A selection process had to be introduced, so on reception days where mothers drew a ball from a bag; its color deciding the fate of their child. If the ball was white, they were in; if it was black, they were rejected; and if it was red, they were put on a reserve list.
All of this was dependent on the outcome of a health check. The hospital pursued a policy of admitting only those infants that is judged to have a strong chance of survival. Acutely aware that its resources were limited, and in an age of high infant mortality, it did not feel that it was wise to do otherwise.

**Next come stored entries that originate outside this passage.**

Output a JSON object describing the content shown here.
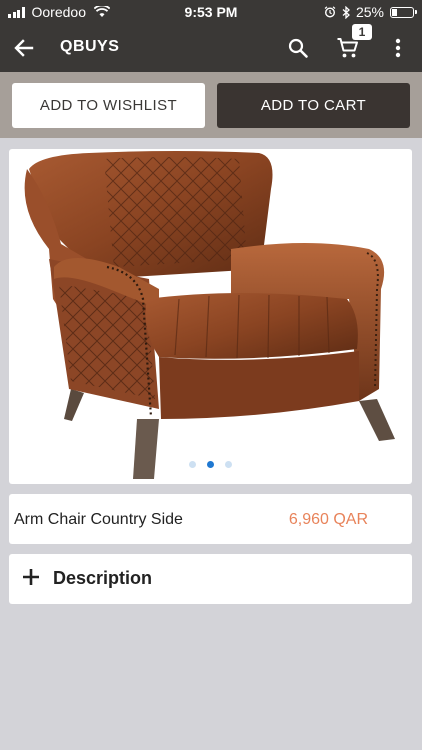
{
  "status_bar": {
    "carrier": "Ooredoo",
    "time": "9:53 PM",
    "battery": "25%",
    "battery_level": 0.25
  },
  "app_bar": {
    "title": "QBUYS",
    "cart_count": "1"
  },
  "actions": {
    "wishlist_label": "ADD TO WISHLIST",
    "cart_label": "ADD TO CART"
  },
  "product": {
    "name": "Arm Chair Country Side",
    "price": "6,960 QAR",
    "image_subject": "brown leather wingback armchair",
    "carousel": {
      "total": 3,
      "active_index": 1
    }
  },
  "description": {
    "label": "Description"
  },
  "colors": {
    "header_bg": "#3a3836",
    "action_strip_bg": "#a69f99",
    "page_bg": "#d3d3d8",
    "price": "#e8835a",
    "active_dot": "#1f78d1"
  }
}
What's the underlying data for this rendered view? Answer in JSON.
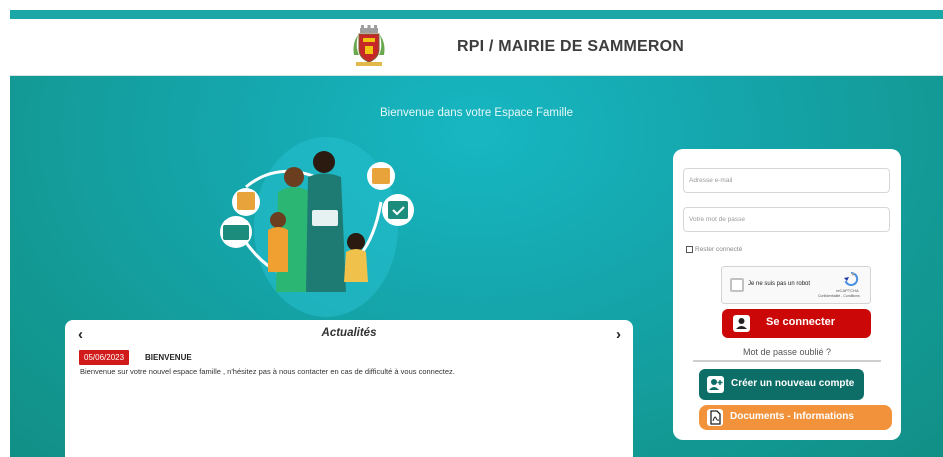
{
  "header": {
    "title": "RPI / MAIRIE DE SAMMERON"
  },
  "hero": {
    "welcome": "Bienvenue dans votre Espace Famille"
  },
  "news": {
    "heading": "Actualités",
    "prev": "‹",
    "next": "›",
    "items": [
      {
        "date": "05/06/2023",
        "title": "BIENVENUE",
        "text": "Bienvenue sur votre  nouvel espace famille , n'hésitez pas à nous contacter en cas de difficulté à vous connectez."
      }
    ]
  },
  "login": {
    "email_placeholder": "Adresse e-mail",
    "password_placeholder": "Votre mot de passe",
    "remember_label": "Rester connecté",
    "captcha": {
      "label": "Je ne suis pas un robot",
      "brand": "reCAPTCHA",
      "links": "Confidentialité - Conditions"
    },
    "connect_label": "Se connecter",
    "forgot_label": "Mot de passe oublié ?",
    "create_label": "Créer un nouveau compte",
    "docs_label": "Documents - Informations"
  },
  "colors": {
    "accent": "#1aa7a6",
    "hero": "#139a96",
    "connect": "#cc0707",
    "create": "#0d6e68",
    "docs": "#f2933b",
    "date_badge": "#d11b1b"
  }
}
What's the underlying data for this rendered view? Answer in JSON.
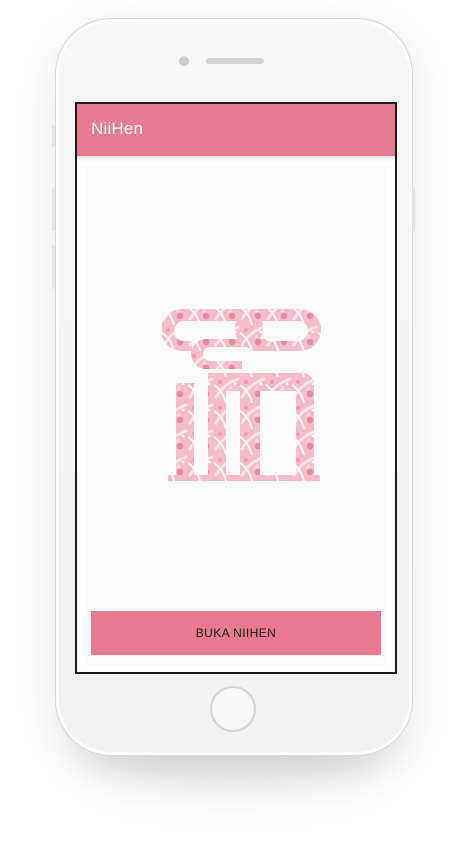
{
  "app": {
    "title": "NiiHen"
  },
  "logo": {
    "icon": "niihen-logo-icon",
    "color": "#f4b6c4"
  },
  "actions": {
    "open_label": "BUKA NIIHEN"
  },
  "theme": {
    "primary": "#e8798f",
    "on_primary": "#ffffff",
    "screen_bg": "#fbfbfb"
  }
}
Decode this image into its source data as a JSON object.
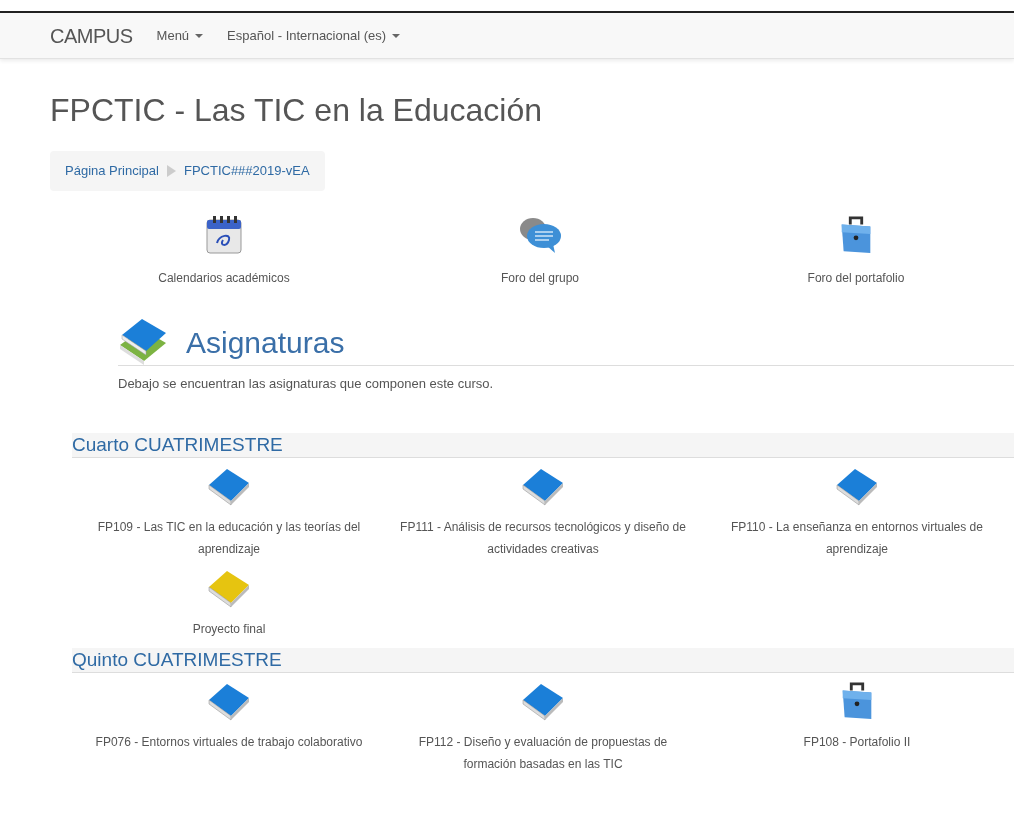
{
  "navbar": {
    "brand": "CAMPUS",
    "menus": [
      {
        "label": "Menú"
      },
      {
        "label": "Español - Internacional (es)"
      }
    ]
  },
  "page_title": "FPCTIC - Las TIC en la Educación",
  "breadcrumb": [
    {
      "label": "Página Principal"
    },
    {
      "label": "FPCTIC###2019-vEA"
    }
  ],
  "shortcuts": [
    {
      "kind": "calendar",
      "label": "Calendarios académicos"
    },
    {
      "kind": "chat",
      "label": "Foro del grupo"
    },
    {
      "kind": "briefcase",
      "label": "Foro del portafolio"
    }
  ],
  "subjects_heading": {
    "title": "Asignaturas",
    "description": "Debajo se encuentran las asignaturas que componen este curso."
  },
  "sections": [
    {
      "title": "Cuarto CUATRIMESTRE",
      "courses": [
        {
          "kind": "book",
          "color": "#1b7fd8",
          "label": "FP109 - Las TIC en la educación y las teorías del aprendizaje"
        },
        {
          "kind": "book",
          "color": "#1b7fd8",
          "label": "FP111 - Análisis de recursos tecnológicos y diseño de actividades creativas"
        },
        {
          "kind": "book",
          "color": "#1b7fd8",
          "label": "FP110 - La enseñanza en entornos virtuales de aprendizaje"
        },
        {
          "kind": "book",
          "color": "#e6c410",
          "label": "Proyecto final"
        }
      ]
    },
    {
      "title": "Quinto CUATRIMESTRE",
      "courses": [
        {
          "kind": "book",
          "color": "#1b7fd8",
          "label": "FP076 - Entornos virtuales de trabajo colaborativo"
        },
        {
          "kind": "book",
          "color": "#1b7fd8",
          "label": "FP112 - Diseño y evaluación de propuestas de formación basadas en las TIC"
        },
        {
          "kind": "briefcase",
          "label": "FP108 - Portafolio II"
        }
      ]
    }
  ]
}
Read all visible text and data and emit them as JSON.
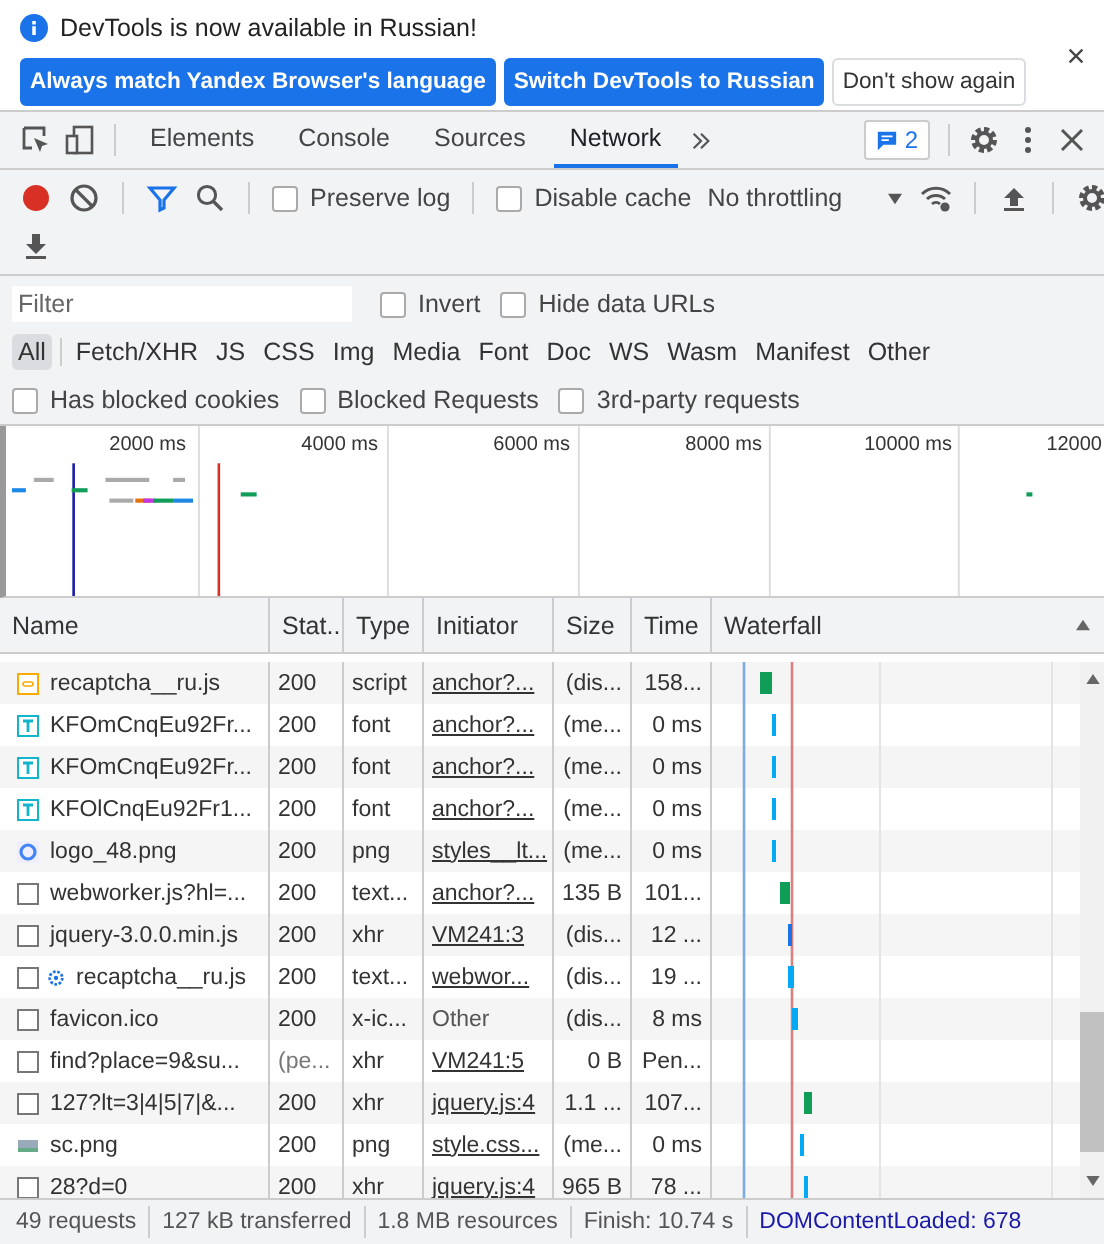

Records show that between 1 January 1750 and December 1755, 2523 children were brought for admission, but only 783 were taken in. Private funding was insufficient to meet public demand.
Parliament Assistance
In the early years, the charity was threatened by rising costs which made closure a real possibility. The House of Commons resolved in 1756 that the Foundling Hospital could receive a grant if all children were taken in and the lottery system was stopped. The maximum age was raised from two months to one year and a flood of children poured in from country workhouses. Children were seldom taken after they were twelve months old, except for war orphans.
From 1756 to early 1760, 14,934 children were presented and a vile trade grew up among vagrants, sometimes known as “Coram Men,” who promised to carry children from the country to the hospital. Of these, only 4,000 survived to be apprenticed out.
Several new branches of the Hospital were temporarily opened to cope with the large number of children received during the period of ‘general admission’. These were based at Ackworth, Shrewsbury, Aylesbury, Barnet, Chester, and Westerham.
This was one of the most challenging periods of the organization’s history as the Governors struggled to cope with the growing number of admissions. Allowing all meant that a large number of the babies taken in died, but not before they had infected many of the healthy ones. Mortality rates in the Hospital increased to 81% compared to 45% before admission was opened up and the mortality rate of children wet nursed in the countryside doubled.
The funding from the Government proved inadequate to enable Governors to provide a reasonable level of care for such large numbers of children, so in February 1760 the grant was ended. The Hospital was unable to take many new children for some years.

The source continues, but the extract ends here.